A few theories. One—wealthy landowners feared their workers would be less productive and subservient if they used cannabis. Two—cannabis was often associated with minority religions and shamanism, and leaders of majority religions saw the prohibition of cannabis as a tool in discouraging minority religious practice. Three—pretty much every psychoactive substance gets prohibited at one point or another. Alcohol. Hallucinogens. Caffeine. Cannabis. Substances that change the way people think tend to stoke fears about social unrest. And the ruling class (who usually prefers to keep ruling) doesn’t want social unrest.

Source: Stoa, Ryan. “A brief global history of the war on cannabis.” The MIT Press Reader.

Cannabis, hemp, CBD, THC... What's the difference?

Cannabis is a genus of plants. A genus is just a biological group. For example, both wolves (Canis lupus) and domestic dogs (Canis familiaris) are in the genus Canis. The most commonly recognized species of cannabis are Cannabis sativa and Cannabis indica.

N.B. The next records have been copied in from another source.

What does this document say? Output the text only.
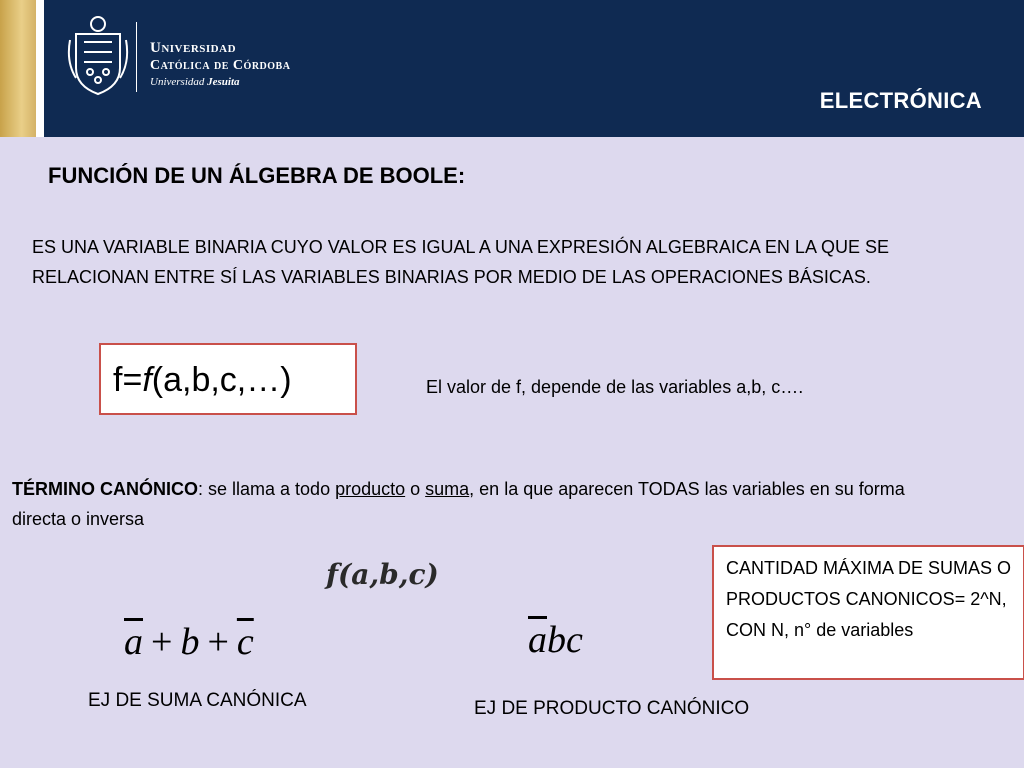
Universidad
Católica de Córdoba
Universidad Jesuita
ELECTRÓNICA
FUNCIÓN DE UN ÁLGEBRA DE BOOLE:
ES UNA VARIABLE BINARIA CUYO VALOR ES IGUAL A UNA EXPRESIÓN ALGEBRAICA EN LA QUE SE RELACIONAN ENTRE SÍ LAS VARIABLES BINARIAS POR MEDIO DE LAS OPERACIONES BÁSICAS.
f=f(a,b,c,…)	El valor de f, depende de las variables a,b, c….
TÉRMINO CANÓNICO: se llama a todo producto o suma, en la que aparecen TODAS las variables en su forma directa o inversa
f(a,b,c)	CANTIDAD MÁXIMA DE SUMAS O PRODUCTOS CANONICOS= 2^N, CON N, n° de variables
$\overline{a} + b + \overline{c}$	$\overline{a}bc$
EJ DE SUMA CANÓNICA	EJ DE PRODUCTO CANÓNICO
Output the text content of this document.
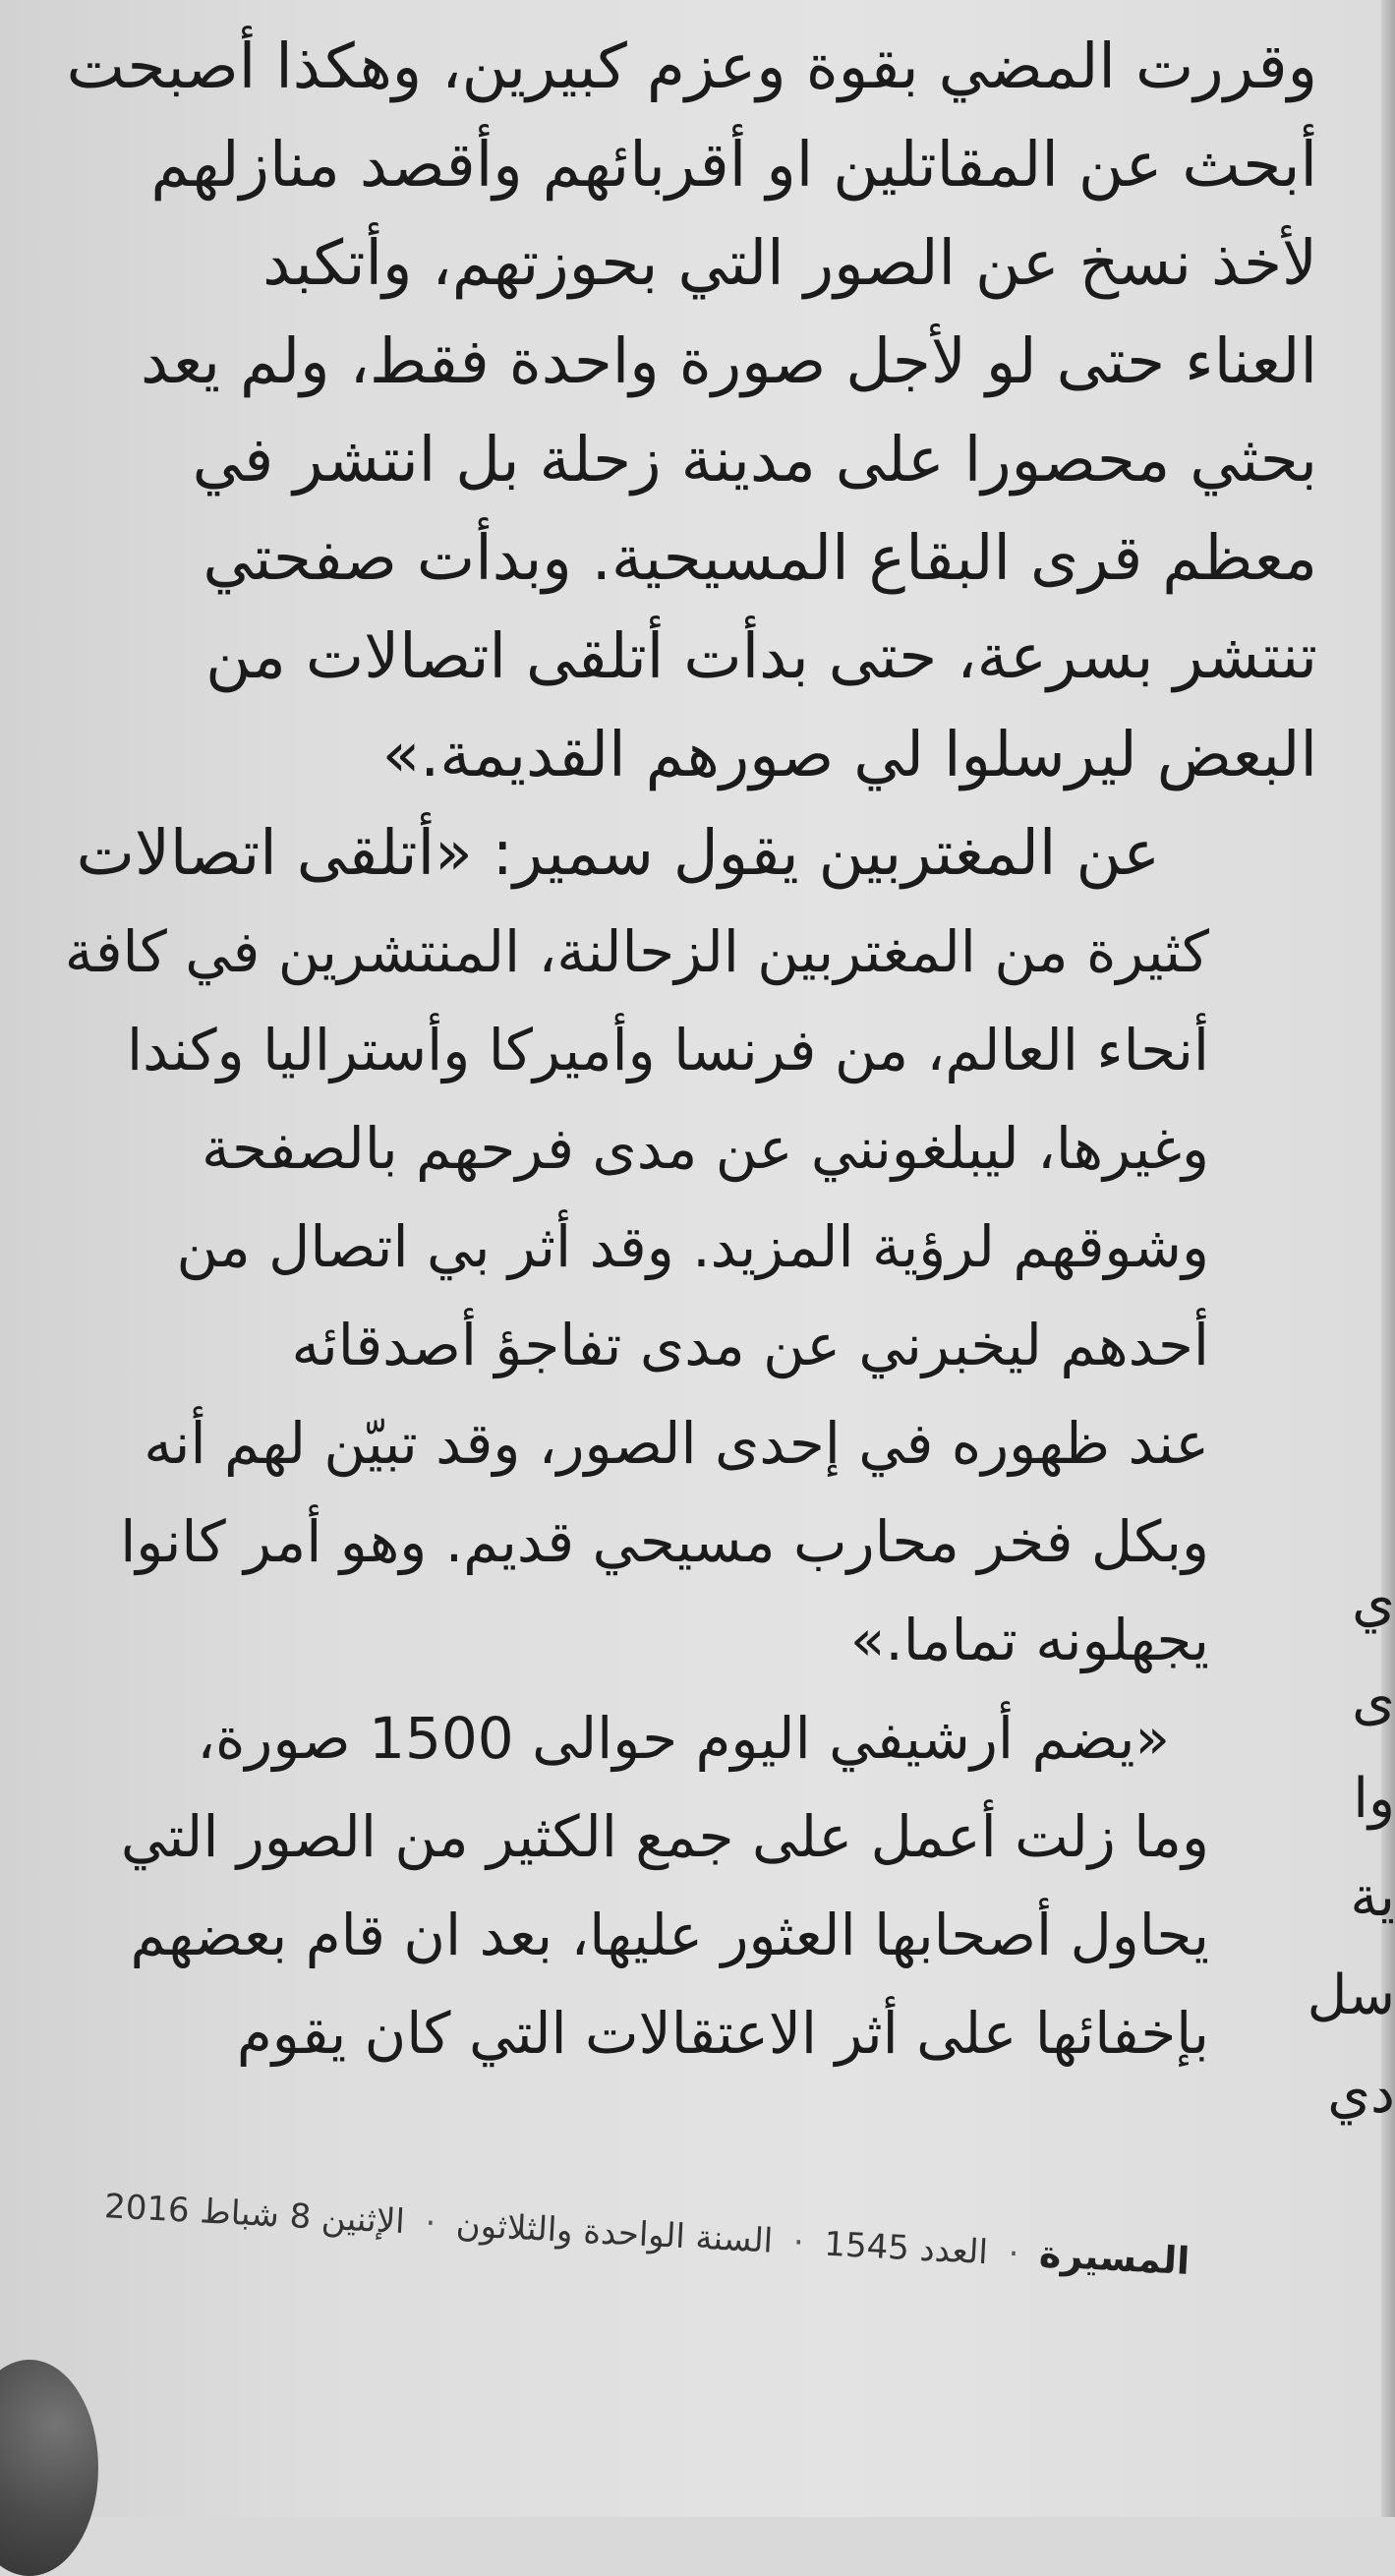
وقررت المضي بقوة وعزم كبيرين، وهكذا أصبحت
أبحث عن المقاتلين او أقربائهم وأقصد منازلهم
لأخذ نسخ عن الصور التي بحوزتهم، وأتكبد
العناء حتى لو لأجل صورة واحدة فقط، ولم يعد
بحثي محصورا على مدينة زحلة بل انتشر في
معظم قرى البقاع المسيحية. وبدأت صفحتي
تنتشر بسرعة، حتى بدأت أتلقى اتصالات من
البعض ليرسلوا لي صورهم القديمة.»
عن المغتربين يقول سمير: «أتلقى اتصالات
كثيرة من المغتربين الزحالنة، المنتشرين في كافة
أنحاء العالم، من فرنسا وأميركا وأستراليا وكندا
وغيرها، ليبلغونني عن مدى فرحهم بالصفحة
وشوقهم لرؤية المزيد. وقد أثر بي اتصال من
أحدهم ليخبرني عن مدى تفاجؤ أصدقائه
عند ظهوره في إحدى الصور، وقد تبيّن لهم أنه
وبكل فخر محارب مسيحي قديم. وهو أمر كانوا
يجهلونه تماما.»
«يضم أرشيفي اليوم حوالى 1500 صورة،
وما زلت أعمل على جمع الكثير من الصور التي
يحاول أصحابها العثور عليها، بعد ان قام بعضهم
بإخفائها على أثر الاعتقالات التي كان يقوم
ي
ى
وا
ية
سل
دي
المسيرة · العدد 1545 · السنة الواحدة والثلاثون · الإثنين 8 شباط 2016
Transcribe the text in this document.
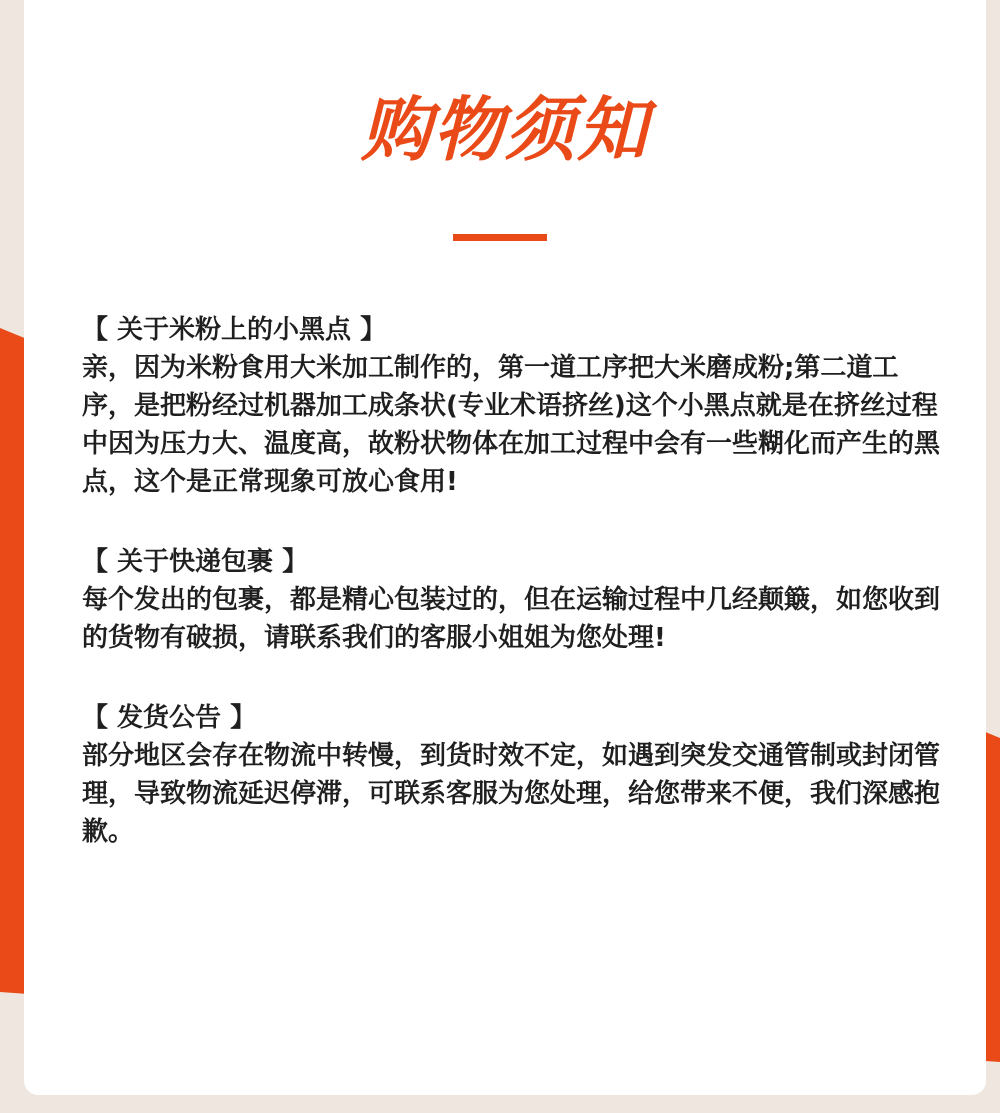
购物须知

【 关于米粉上的小黑点 】

亲，因为米粉食用大米加工制作的，第一道工序把大米磨成粉;第二道工序，是把粉经过机器加工成条状(专业术语挤丝)这个小黑点就是在挤丝过程中因为压力大、温度高，故粉状物体在加工过程中会有一些糊化而产生的黑点，这个是正常现象可放心食用!

【 关于快递包裹 】

每个发出的包裹，都是精心包装过的，但在运输过程中几经颠簸，如您收到的货物有破损，请联系我们的客服小姐姐为您处理!

【 发货公告 】

部分地区会存在物流中转慢，到货时效不定，如遇到突发交通管制或封闭管理，导致物流延迟停滞，可联系客服为您处理，给您带来不便，我们深感抱歉。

Though Cannabis sativa is more widespread, the two species are similar. You can get high from either; both contain cannabinoids.

You probably already have at least a vague picture of cannabis in your head. You know. Pointy green leaves. Also known as pot, weed, marijuana, ganja, and a lot of other things.

Hemp is also cannabis. This can get confusing since laws will sometimes decree that hemp is legal and cannabis is illegal. So what’s the deal? Hemp is cultivated specifically for non-psychoactive purposes. Ever seen a shirt made out of hemp?

Cannabis can be classified as hemp if it has little to no THC.

THC is the psychoactive compound in cannabis. It’s the thing that makes your head feel high. CBD is another common compound in cannabis, but it has no psychoactive effect. It won’t make you feel high, and it’s currently being studied widely for potential therapeutic benefits.

THC and CBD oil come from the leaves and flowers of the cannabis plant. Don’t confuse CBD oil with hemp seed oil or hemp oil. Hemp seed oil is made from the seeds of hemp plants, and it doesn’t contain cannabinoids. No THC, no CBD. No fun.

So, in sum:

Cannabis is a plant that can contain THC and CBD.

Hemp is a type of cannabis that doesn’t contain THC.

THC is a compound found in cannabis that makes you feel high.

CBD is a compound found in cannabis and hemp that doesn’t make you feel high.

Hemp seed oil or hemp oil is basically just cooking oil.